Winter im Laas

Tage im Winter mit Schneefall und gleichzeitigen Windböen muss man erlebt haben, um die Gewalt der Natur zu verstehen. Als dann die Wettervorhersage Windstärken wie beim Lothar voraussagte, wurden wir schon etwas nervös. Das einzige, was man zum voraus machen kann, ist auf der Wetterseite des Hauses die Fensterläden verriegeln. Die Temperaturen waren bei Beginn des Sturmes relativ hoch, sodass das Unwetter in Form von Regen an die Haus- und Stallwände peitschte.

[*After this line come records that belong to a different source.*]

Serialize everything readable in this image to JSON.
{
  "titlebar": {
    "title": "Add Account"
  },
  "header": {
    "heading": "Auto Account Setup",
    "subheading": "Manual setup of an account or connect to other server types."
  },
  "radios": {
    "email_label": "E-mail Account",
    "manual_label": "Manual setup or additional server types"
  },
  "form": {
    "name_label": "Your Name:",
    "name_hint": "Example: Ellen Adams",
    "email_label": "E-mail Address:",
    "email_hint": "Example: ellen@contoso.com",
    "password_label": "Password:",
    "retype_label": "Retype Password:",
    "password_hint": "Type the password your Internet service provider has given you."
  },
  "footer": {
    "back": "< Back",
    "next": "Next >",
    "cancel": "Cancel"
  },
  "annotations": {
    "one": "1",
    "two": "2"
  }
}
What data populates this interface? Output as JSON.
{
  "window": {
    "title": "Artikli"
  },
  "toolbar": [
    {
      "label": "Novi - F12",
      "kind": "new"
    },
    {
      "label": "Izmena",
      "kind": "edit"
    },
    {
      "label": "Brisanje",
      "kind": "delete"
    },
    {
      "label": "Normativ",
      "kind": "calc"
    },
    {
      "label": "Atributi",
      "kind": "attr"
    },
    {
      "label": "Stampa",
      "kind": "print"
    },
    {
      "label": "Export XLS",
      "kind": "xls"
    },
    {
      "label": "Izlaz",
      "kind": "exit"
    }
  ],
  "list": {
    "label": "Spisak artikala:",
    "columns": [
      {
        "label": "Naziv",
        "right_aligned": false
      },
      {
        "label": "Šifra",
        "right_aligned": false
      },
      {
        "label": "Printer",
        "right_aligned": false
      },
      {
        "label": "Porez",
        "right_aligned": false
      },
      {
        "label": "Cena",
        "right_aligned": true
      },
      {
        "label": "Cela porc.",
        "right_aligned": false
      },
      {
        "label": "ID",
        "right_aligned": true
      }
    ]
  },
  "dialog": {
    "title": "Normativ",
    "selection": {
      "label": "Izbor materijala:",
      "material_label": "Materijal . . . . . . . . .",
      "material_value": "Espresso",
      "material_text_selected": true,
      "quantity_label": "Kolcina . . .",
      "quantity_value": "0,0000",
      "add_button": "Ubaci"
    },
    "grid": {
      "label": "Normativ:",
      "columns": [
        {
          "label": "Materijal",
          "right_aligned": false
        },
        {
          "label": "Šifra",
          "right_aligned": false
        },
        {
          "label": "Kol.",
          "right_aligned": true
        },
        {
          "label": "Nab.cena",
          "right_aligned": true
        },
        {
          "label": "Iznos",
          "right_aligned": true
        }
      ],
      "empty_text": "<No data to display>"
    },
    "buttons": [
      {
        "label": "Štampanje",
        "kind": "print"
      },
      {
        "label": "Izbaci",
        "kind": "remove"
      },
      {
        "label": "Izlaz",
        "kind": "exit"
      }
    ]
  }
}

Glücklicherweise tobte der Wind nicht so stark wie vorausgesagt. Er riss einzig die Haube des Abluftkamins auf dem Hausdach weg und entwurzelte eine grosse Wettertanne auf der Weide nahe beim Haus. Der Kuhstall hatte die Feuertaufe bestanden. Erstaunt sind wir über Sara, die bei der morgendlichen Milchfahrt fast umgerissen wird, trotzdem aber die Ruhe behält und überhaupt nicht nervös wird. Der Wind war so stark, dass zwei Deckel auf den Milchkannen weggerissen und wie Herbstlaub über die Matten gefegt wurden.

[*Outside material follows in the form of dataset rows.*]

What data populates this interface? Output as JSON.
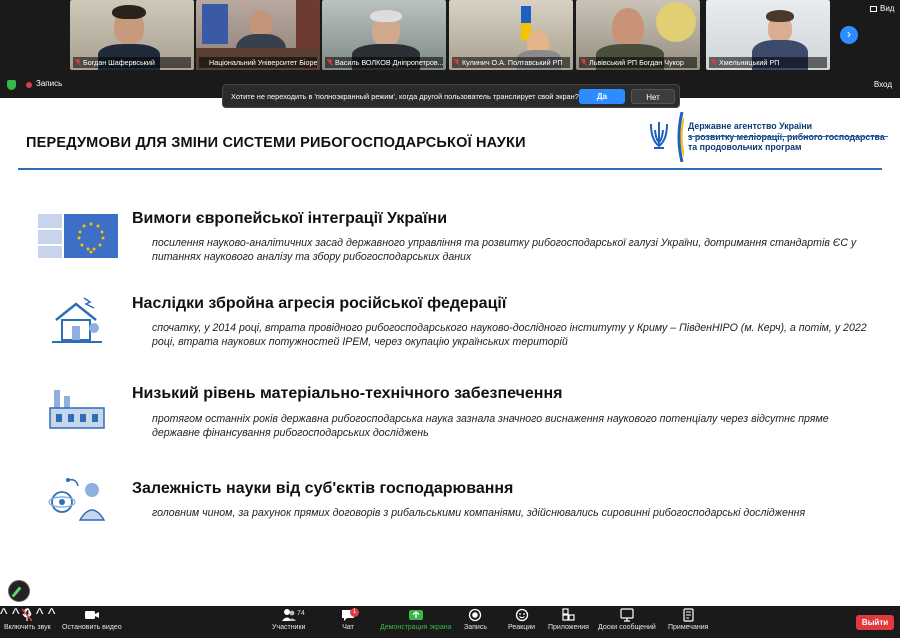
{
  "video_strip": {
    "participants": [
      {
        "name": "Богдан Шафервський",
        "muted": true
      },
      {
        "name": "Національний Університет Біоресу...",
        "muted": false
      },
      {
        "name": "Василь ВОЛКОВ Дніпропетров...",
        "muted": true
      },
      {
        "name": "Кулинич О.А. Полтавський РП",
        "muted": true
      },
      {
        "name": "Львівський РП Богдан Чукор",
        "muted": true
      },
      {
        "name": "Хмельницький РП",
        "muted": true
      }
    ],
    "view_label": "Вид",
    "next_arrow": "›"
  },
  "recording": {
    "label": "Запись",
    "exit_fullscreen": "Вход"
  },
  "fullscreen_prompt": {
    "message": "Хотите не переходить в 'полноэкранный режим', когда другой пользователь транслирует свой экран?",
    "yes": "Да",
    "no": "Нет"
  },
  "slide": {
    "title": "ПЕРЕДУМОВИ ДЛЯ ЗМІНИ СИСТЕМИ РИБОГОСПОДАРСЬКОЇ НАУКИ",
    "agency": {
      "line1": "Державне агентство України",
      "line2": "з розвитку меліорації, рибного господарства",
      "line3": "та продовольчих програм"
    },
    "items": [
      {
        "heading": "Вимоги європейської інтеграції України",
        "text": "посилення науково-аналітичних засад державного управління та розвитку рибогосподарської галузі України, дотримання стандартів ЄС у питаннях наукового аналізу та збору рибогосподарських даних",
        "icon": "eu-flag-icon"
      },
      {
        "heading": "Наслідки збройна агресія російської федерації",
        "text": "спочатку, у 2014 році, втрата провідного рибогосподарського науково-дослідного інституту у Криму – ПівденНІРО (м. Керч), а потім, у 2022 році, втрата наукових потужностей ІРЕМ, через окупацію українських територій",
        "icon": "destroyed-house-icon"
      },
      {
        "heading": "Низький рівень матеріально-технічного забезпечення",
        "text": "протягом останніх років державна рибогосподарська наука зазнала значного виснаження наукового потенціалу через відсутнє пряме державне фінансування рибогосподарських досліджень",
        "icon": "factory-icon"
      },
      {
        "heading": "Залежність науки від суб'єктів господарювання",
        "text": "головним чином, за рахунок прямих договорів з рибальськими компаніями, здійснювались сировинні рибогосподарські дослідження",
        "icon": "science-network-icon"
      }
    ]
  },
  "toolbar": {
    "unmute": "Включить звук",
    "stop_video": "Остановить видео",
    "participants": "Участники",
    "participants_count": "74",
    "chat": "Чат",
    "chat_badge": "1",
    "share_screen": "Демонстрация экрана",
    "record": "Запись",
    "reactions": "Реакции",
    "apps": "Приложения",
    "whiteboards": "Доски сообщений",
    "notes": "Примечания",
    "leave": "Выйти"
  },
  "colors": {
    "accent_blue": "#2d8cff",
    "leave_red": "#e0393e",
    "share_green": "#3ab54a",
    "slide_line": "#2c6fb7",
    "agency_navy": "#0b3a78"
  }
}
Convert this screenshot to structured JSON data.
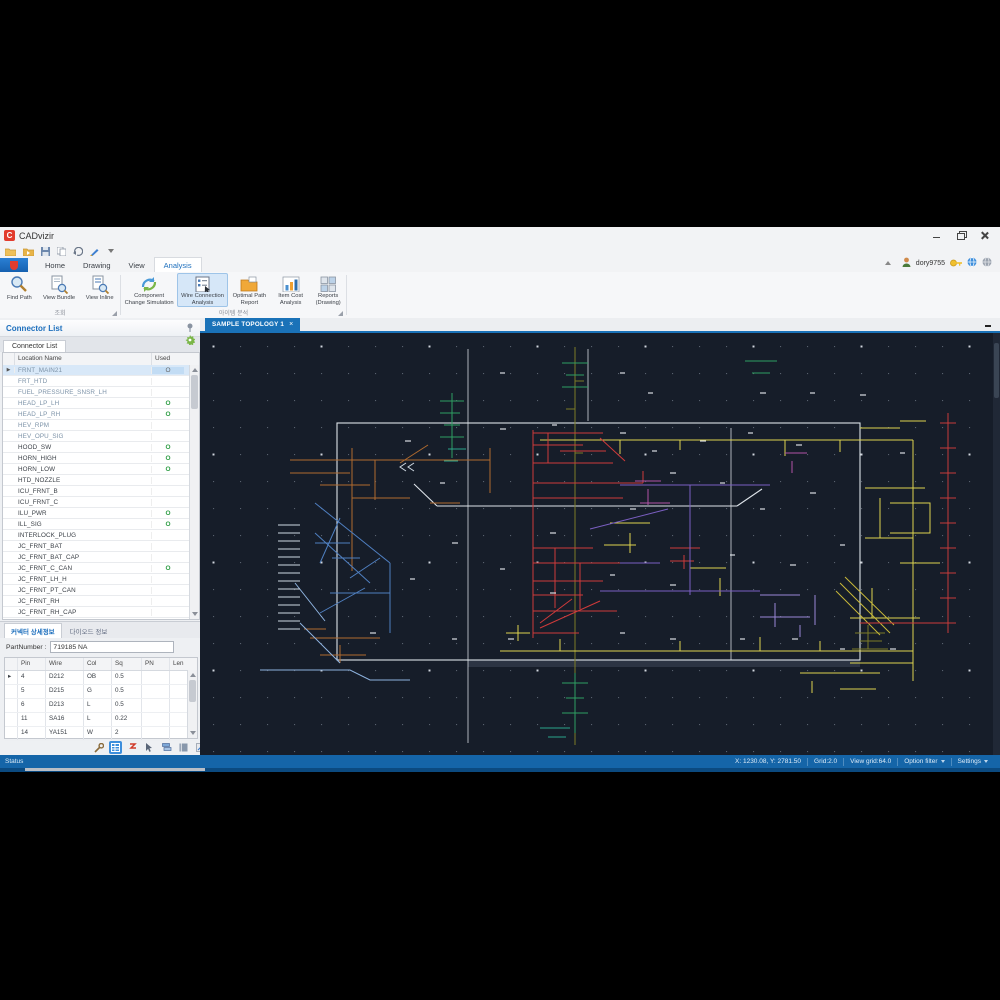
{
  "app": {
    "title": "CADvizir"
  },
  "colors": {
    "accent_blue": "#1a72b8",
    "status_bar": "#1565a8",
    "canvas_bg": "#161d29",
    "selection": "#d6e7f8",
    "wire_palette": [
      "#cf3a3a",
      "#ddd44e",
      "#7c7c26",
      "#b06a2e",
      "#4f7fc0",
      "#7b5fc2",
      "#2f9e62",
      "#b254a8",
      "#dde3e9"
    ]
  },
  "titlebar": {
    "minimize": "minimize",
    "restore": "restore",
    "close": "close"
  },
  "ribbon": {
    "tabs": [
      {
        "label": "Home"
      },
      {
        "label": "Drawing"
      },
      {
        "label": "View"
      },
      {
        "label": "Analysis",
        "active": true
      }
    ],
    "user": {
      "name": "dory9755"
    },
    "groups": [
      {
        "label": "조회",
        "buttons": [
          {
            "label": "Find Path"
          },
          {
            "label": "View Bundle"
          },
          {
            "label": "View Inline"
          }
        ]
      },
      {
        "label": "아이템 분석",
        "buttons": [
          {
            "label": "Component\nChange Simulation"
          },
          {
            "label": "Wire Connection\nAnalysis",
            "active": true
          },
          {
            "label": "Optimal Path\nReport"
          },
          {
            "label": "Item Cost\nAnalysis"
          },
          {
            "label": "Reports\n(Drawing)"
          }
        ]
      }
    ]
  },
  "connectorPanel": {
    "title": "Connector List",
    "tab": "Connector List",
    "columns": [
      "Location Name",
      "Used"
    ],
    "rows": [
      {
        "name": "FRNT_MAIN21",
        "used": "O",
        "selected": true,
        "muted": true
      },
      {
        "name": "FRT_HTD",
        "used": "",
        "muted": true
      },
      {
        "name": "FUEL_PRESSURE_SNSR_LH",
        "used": "",
        "muted": true
      },
      {
        "name": "HEAD_LP_LH",
        "used": "O",
        "muted": true
      },
      {
        "name": "HEAD_LP_RH",
        "used": "O",
        "muted": true
      },
      {
        "name": "HEV_RPM",
        "used": "",
        "muted": true
      },
      {
        "name": "HEV_OPU_SIG",
        "used": "",
        "muted": true
      },
      {
        "name": "HOOD_SW",
        "used": "O"
      },
      {
        "name": "HORN_HIGH",
        "used": "O"
      },
      {
        "name": "HORN_LOW",
        "used": "O"
      },
      {
        "name": "HTD_NOZZLE",
        "used": ""
      },
      {
        "name": "ICU_FRNT_B",
        "used": ""
      },
      {
        "name": "ICU_FRNT_C",
        "used": ""
      },
      {
        "name": "ILU_PWR",
        "used": "O"
      },
      {
        "name": "ILL_SIG",
        "used": "O"
      },
      {
        "name": "INTERLOCK_PLUG",
        "used": ""
      },
      {
        "name": "JC_FRNT_BAT",
        "used": ""
      },
      {
        "name": "JC_FRNT_BAT_CAP",
        "used": ""
      },
      {
        "name": "JC_FRNT_C_CAN",
        "used": "O"
      },
      {
        "name": "JC_FRNT_LH_H",
        "used": ""
      },
      {
        "name": "JC_FRNT_PT_CAN",
        "used": ""
      },
      {
        "name": "JC_FRNT_RH",
        "used": ""
      },
      {
        "name": "JC_FRNT_RH_CAP",
        "used": ""
      }
    ],
    "detailTabs": [
      {
        "label": "커넥터 상세정보",
        "active": true
      },
      {
        "label": "다이오드 정보"
      }
    ],
    "partNumberLabel": "PartNumber :",
    "partNumber": "719185 NA",
    "pinColumns": [
      "Pin",
      "Wire",
      "Col",
      "Sq",
      "PN",
      "Len"
    ],
    "pinRows": [
      [
        "4",
        "D212",
        "OB",
        "0.5",
        "",
        ""
      ],
      [
        "5",
        "D215",
        "G",
        "0.5",
        "",
        ""
      ],
      [
        "6",
        "D213",
        "L",
        "0.5",
        "",
        ""
      ],
      [
        "11",
        "SA16",
        "L",
        "0.22",
        "",
        ""
      ],
      [
        "14",
        "YA151",
        "W",
        "2",
        "",
        ""
      ]
    ]
  },
  "document": {
    "tabLabel": "SAMPLE TOPOLOGY 1",
    "closeGlyph": "×"
  },
  "statusbar": {
    "left": "Status",
    "position": "X: 1230.08, Y: 2781.50",
    "grid": "Grid:2.0",
    "viewGrid": "View grid:64.0",
    "optionFilter": "Option filter",
    "settings": "Settings"
  }
}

Bald wechselte der Regen in Schnee und nach einigen Tagen konnten wir die wunderbare Winterpracht geniessen. Ein Ausritt oder eine Schlittenfahrt durch den knirschenden Schnee ist einfach herrlich.

Als der Wind wieder auffrischte, verwehte er den vielen Pulverschnee quer über die Ebene. Am Morgen musste die Strasse von den meterhohen Schneewehen geräumt werden und eine Stunde später war wieder alles zu. Der Pöstler kam zu Fuss, und unsere Feriengäste konnten erst abreisen, als wir den Schneepflug ein zweites Mal gerufen hatten. Zum Glück hatten sie Verständnis und liessen sich durch die verspätete Abreise nicht verdriessen.